Feu de paille ou solution d’avenir ?
Le célèbre slogan “L’énergie est notre avenir, économisons-la” pose une réalité qui dépasse (et de loin) l’engagement écologique du fournisseur d’énergie en question. Celle qui concerne les matériaux de construction est l’énergie grise, soit la quantité d’énergie consommée lors de la production, l’extraction, la transformation, la fabrication, le transport, la mise en œuvre, l’entretien et le recyclage desdits matériaux. Non transformée, la botte de paille est l’isolant ayant la plus faible énergie grise.
La paille présente un bilan carbone négatif (c’est-à-dire qu’elle absorbe davantage de CO2 qu’elle n’en rejette) et c’est une ressource disponible localement : la plupart des approvisionnements d’un chantier se font dans un rayon de 50 km. 10 % de la paille de blé produite annuellement en France suffirait pour isoler tous les nouveaux bâtiments construits chaque année.

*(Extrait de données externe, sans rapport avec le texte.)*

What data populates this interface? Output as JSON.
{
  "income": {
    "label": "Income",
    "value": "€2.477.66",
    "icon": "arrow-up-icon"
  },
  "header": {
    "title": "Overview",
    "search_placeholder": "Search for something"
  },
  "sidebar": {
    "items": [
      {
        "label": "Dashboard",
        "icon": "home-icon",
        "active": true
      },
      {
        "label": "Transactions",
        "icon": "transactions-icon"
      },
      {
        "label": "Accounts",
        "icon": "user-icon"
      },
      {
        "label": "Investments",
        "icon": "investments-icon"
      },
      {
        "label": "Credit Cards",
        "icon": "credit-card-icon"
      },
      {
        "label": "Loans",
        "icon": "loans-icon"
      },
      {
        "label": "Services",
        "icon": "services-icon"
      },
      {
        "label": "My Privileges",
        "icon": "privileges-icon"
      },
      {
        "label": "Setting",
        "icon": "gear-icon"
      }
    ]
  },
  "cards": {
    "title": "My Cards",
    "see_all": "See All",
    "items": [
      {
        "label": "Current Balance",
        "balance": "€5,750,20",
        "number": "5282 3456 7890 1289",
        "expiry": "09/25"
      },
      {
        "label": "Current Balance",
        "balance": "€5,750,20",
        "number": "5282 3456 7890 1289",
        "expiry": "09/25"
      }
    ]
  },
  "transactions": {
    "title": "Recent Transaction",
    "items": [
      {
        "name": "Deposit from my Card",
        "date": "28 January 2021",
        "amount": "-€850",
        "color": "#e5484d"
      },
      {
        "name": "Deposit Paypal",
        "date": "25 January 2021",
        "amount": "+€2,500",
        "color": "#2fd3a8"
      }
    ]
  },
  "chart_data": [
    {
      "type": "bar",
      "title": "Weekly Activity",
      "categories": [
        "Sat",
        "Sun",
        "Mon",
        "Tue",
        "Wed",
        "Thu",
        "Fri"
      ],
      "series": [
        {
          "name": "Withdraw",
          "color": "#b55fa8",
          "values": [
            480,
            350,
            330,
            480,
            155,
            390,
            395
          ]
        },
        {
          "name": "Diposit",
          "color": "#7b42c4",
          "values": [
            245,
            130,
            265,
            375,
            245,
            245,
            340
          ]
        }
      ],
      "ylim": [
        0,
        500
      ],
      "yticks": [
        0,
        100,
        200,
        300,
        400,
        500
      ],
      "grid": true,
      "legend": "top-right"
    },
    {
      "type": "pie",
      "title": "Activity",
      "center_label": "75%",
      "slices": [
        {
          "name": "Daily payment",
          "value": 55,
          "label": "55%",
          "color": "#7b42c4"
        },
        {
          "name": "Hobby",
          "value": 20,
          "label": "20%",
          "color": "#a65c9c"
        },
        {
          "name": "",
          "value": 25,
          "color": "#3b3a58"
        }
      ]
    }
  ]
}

Son faible coût d’achat n’est pas la moindre de ses qualités mais il faut y apporter une nuance. C’est une technique de construction qui demande beaucoup de main d’œuvre : en autoconstruction et sous forme de chantier participatif, elle est idéale, mais si cette mission est confiée à un professionnel, son coût sera plus élevé qu’une construction avec des matériaux classiques. Ses excellentes propriétés isolantes atténueront les frais de chauffage et compenseront cet investissement de manière significative.
La construction paille s’est professionnalisée, elle est maintenant reconnue au même titre que les autres modèles proposés dans le bâtiment et bénéficie de garanties décennales propres à rassurer toute personne, entreprise ou collectivité tentée de se lancer dans l’aventure.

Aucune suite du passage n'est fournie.